Yes, I do this

. As the Union player with only army leaders with a strategic rating of 2 or less and almost no 1 or 2 star generals with a strategic rating higher than three, if you don't use all the resources available to you, you will have a really hard time.
There are practically no generals that start out low, like 3-2-1 and improve greatly to when they eventually get to be 3 star generals that you actually get a good army general out of them. And then you still have to pay all the darn NM and VP penalties for promoting them or giving them armies before Butler, Banks, McClellan, Sumner, Freemont, Halleck, Buell and co.
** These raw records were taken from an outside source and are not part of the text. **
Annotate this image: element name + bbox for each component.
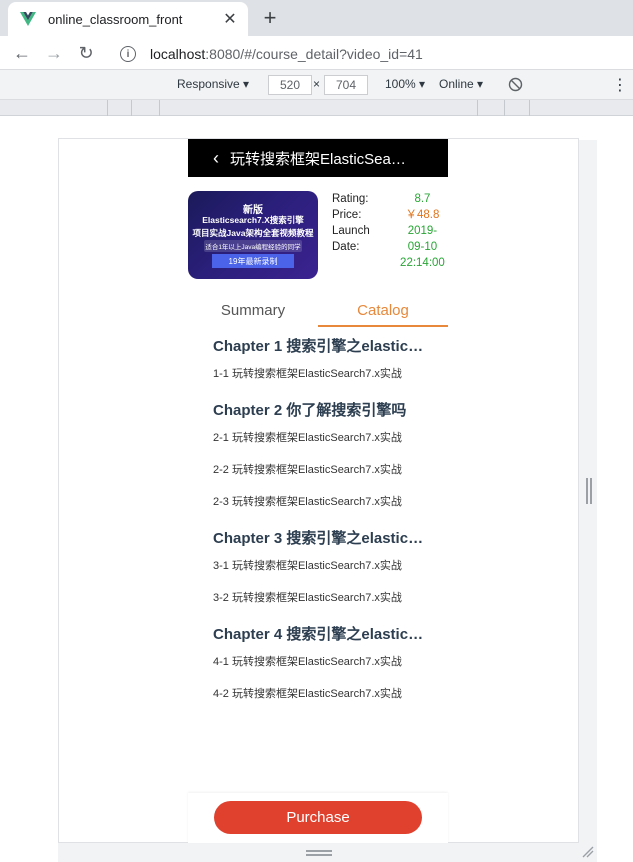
cover-tag: 19年最新录制 [212, 254, 294, 268]
lesson-item[interactable]: 4-1 玩转搜索框架ElasticSearch7.x实战 [213, 645, 448, 677]
price-label: Price: [332, 209, 362, 221]
detail-tabs: Summary Catalog [188, 295, 448, 327]
zoom-select[interactable]: 100% ▾ [385, 77, 425, 91]
chapter-title: Chapter 3 搜索引擎之elasticsearch [213, 530, 428, 547]
lesson-item[interactable]: 3-1 玩转搜索框架ElasticSearch7.x实战 [213, 549, 448, 581]
rating-row: Rating: 8.7 [332, 191, 448, 207]
time-row: 22:14:00 [332, 255, 448, 271]
rotate-icon[interactable] [508, 77, 523, 92]
ruler-tick [477, 100, 478, 116]
price-value: ￥48.8 [405, 209, 440, 221]
launch-label: Launch [332, 225, 370, 237]
throttling-select[interactable]: Online ▾ [439, 77, 483, 91]
new-tab-button[interactable]: + [258, 5, 282, 30]
cover-title-line2: 项目实战Java架构全套视频教程 [192, 228, 314, 238]
time-value: 22:14:00 [400, 257, 445, 269]
url-text: localhost:8080/#/course_detail?video_id=… [150, 46, 423, 62]
cover-subtitle: 适合1年以上Java编程经验的同学 [204, 240, 302, 252]
purchase-button[interactable]: Purchase [214, 801, 422, 834]
ruler-tick [504, 100, 505, 116]
chapter-title: Chapter 1 搜索引擎之elasticsearch [213, 338, 428, 355]
launch-value: 2019- [407, 225, 438, 237]
cover-title-line1: Elasticsearch7.X搜索引擎 [202, 215, 304, 225]
launch-row: Launch 2019- [332, 223, 448, 239]
lesson-item[interactable]: 2-2 玩转搜索框架ElasticSearch7.x实战 [213, 453, 448, 485]
reload-button[interactable]: ↻ [74, 41, 98, 65]
page-title: 玩转搜索框架ElasticSearch7.x实战 [230, 150, 408, 168]
device-toolbar: Responsive ▾ 520 × 704 100% ▾ Online ▾ ⋮ [0, 70, 633, 100]
browser-tab[interactable]: online_classroom_front ✕ [8, 2, 248, 36]
close-tab-icon[interactable]: ✕ [220, 9, 240, 29]
course-info: 新版 Elasticsearch7.X搜索引擎 项目实战Java架构全套视频教程… [188, 191, 448, 279]
device-mode-select[interactable]: Responsive ▾ [177, 77, 249, 91]
date-label: Date: [332, 241, 360, 253]
viewport-height-input[interactable]: 704 [324, 75, 368, 95]
tab-title: online_classroom_front [48, 11, 183, 27]
date-value: 09-10 [407, 241, 438, 253]
resize-handle-right[interactable] [586, 478, 592, 504]
vue-logo-icon [20, 12, 36, 26]
ruler-tick [159, 100, 160, 116]
chapter-title: Chapter 4 搜索引擎之elasticsearch [213, 626, 428, 643]
page-header: ‹ 玩转搜索框架ElasticSearch7.x实战 [188, 139, 448, 177]
lesson-item[interactable]: 3-2 玩转搜索框架ElasticSearch7.x实战 [213, 581, 448, 613]
back-arrow-icon[interactable]: ‹ [202, 139, 230, 177]
lesson-item[interactable]: 4-2 玩转搜索框架ElasticSearch7.x实战 [213, 677, 448, 709]
lesson-item[interactable]: 2-1 玩转搜索框架ElasticSearch7.x实战 [213, 421, 448, 453]
lesson-item[interactable]: 1-1 玩转搜索框架ElasticSearch7.x实战 [213, 357, 448, 389]
info-icon[interactable]: i [120, 46, 136, 62]
lesson-item[interactable]: 2-3 玩转搜索框架ElasticSearch7.x实战 [213, 485, 448, 517]
back-button[interactable]: ← [10, 41, 34, 65]
time-spacer [332, 255, 397, 271]
course-meta: Rating: 8.7 Price: ￥48.8 Launch 2019- Da… [332, 191, 448, 279]
rating-value: 8.7 [414, 193, 431, 205]
ruler-tick [131, 100, 132, 116]
media-query-ruler [0, 100, 633, 116]
browser-tab-bar: online_classroom_front ✕ + [0, 0, 633, 36]
url-path: :8080/#/course_detail?video_id=41 [205, 46, 423, 62]
url-host: localhost [150, 46, 206, 62]
viewport-width-input[interactable]: 520 [268, 75, 312, 95]
price-row: Price: ￥48.8 [332, 207, 448, 223]
rating-label: Rating: [332, 193, 369, 205]
course-cover-image: 新版 Elasticsearch7.X搜索引擎 项目实战Java架构全套视频教程… [188, 191, 318, 279]
address-bar[interactable]: i localhost:8080/#/course_detail?video_i… [112, 40, 633, 68]
purchase-bar: Purchase [188, 793, 448, 843]
times-sign: × [313, 77, 321, 91]
ruler-tick [107, 100, 108, 116]
forward-button[interactable]: → [42, 41, 66, 65]
chapter-title: Chapter 2 你了解搜索引擎吗 [213, 402, 407, 419]
catalog-list: Chapter 1 搜索引擎之elasticsearch 1-1 玩转搜索框架E… [188, 335, 448, 709]
course-detail-page: ‹ 玩转搜索框架ElasticSearch7.x实战 新版 Elasticsea… [188, 139, 448, 709]
more-options-icon[interactable]: ⋮ [612, 75, 628, 95]
date-row: Date: 09-10 [332, 239, 448, 255]
resize-handle-bottom[interactable] [306, 850, 332, 856]
resize-corner-icon[interactable] [582, 846, 594, 858]
browser-toolbar: ← → ↻ i localhost:8080/#/course_detail?v… [0, 36, 633, 70]
tab-catalog[interactable]: Catalog [318, 295, 448, 327]
tab-summary[interactable]: Summary [188, 295, 318, 325]
ruler-tick [529, 100, 530, 116]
One other thing that I do, if I can get it organized, is after '61-10, when you can build divisions is to use a general with a relatively low seniority to build the division and have one or two generals with seniority just above the division commander's and one just below it in the same stack. That way, you have a much greater chance at having a stack with at least one general to lead the division. Example below in '3)'.
One strategic 3 gen had a 50% chance of activating. Two in one stack have 50% + (50% of 50%) = 75%, etc.
There is also a factor about the chance of a leader activating being modified by whether he was active in the previous turn. If he was active, then the chances are that he reactivates again in the next turn are increased. I think it adds 1 to the d6 activation-check die role, but I can't remember if it works the other way around if the general was inactive the previous turn. It sure often feels like it though
The major disadvantages of this are
1) you need a lot of generals to run one good division,
2) it doesn't help you if your division is stacked with a 3-1-1 2 star general with 1 or more other division (unless you break it out of that stack to attack alone),
3) if you have built a division, let's say, around Butterfield (Sen 53) and have French (Sen 54) as the helpers-help-general and Crittenden (Sen 26) and Prentiss (Sen 30) as the additional back-up generals and you go into battle with that stack with Crittenden or Prentiss active and get a really good results leading to promotions or increase in seniority or even experience points being handed out, Crittenden and Prentiss will usually be left out, because Butterfield is the division commander and was in combat but the other generals may not be deemed to have affected the battle,
4) it's a lot of micro-management, because you have to check all the generals in a stack each turn to see if you can do anything productive with the division.
It's lots of work to get around the 10% penalty for being under-commanded or the 35% penalty for being inactive.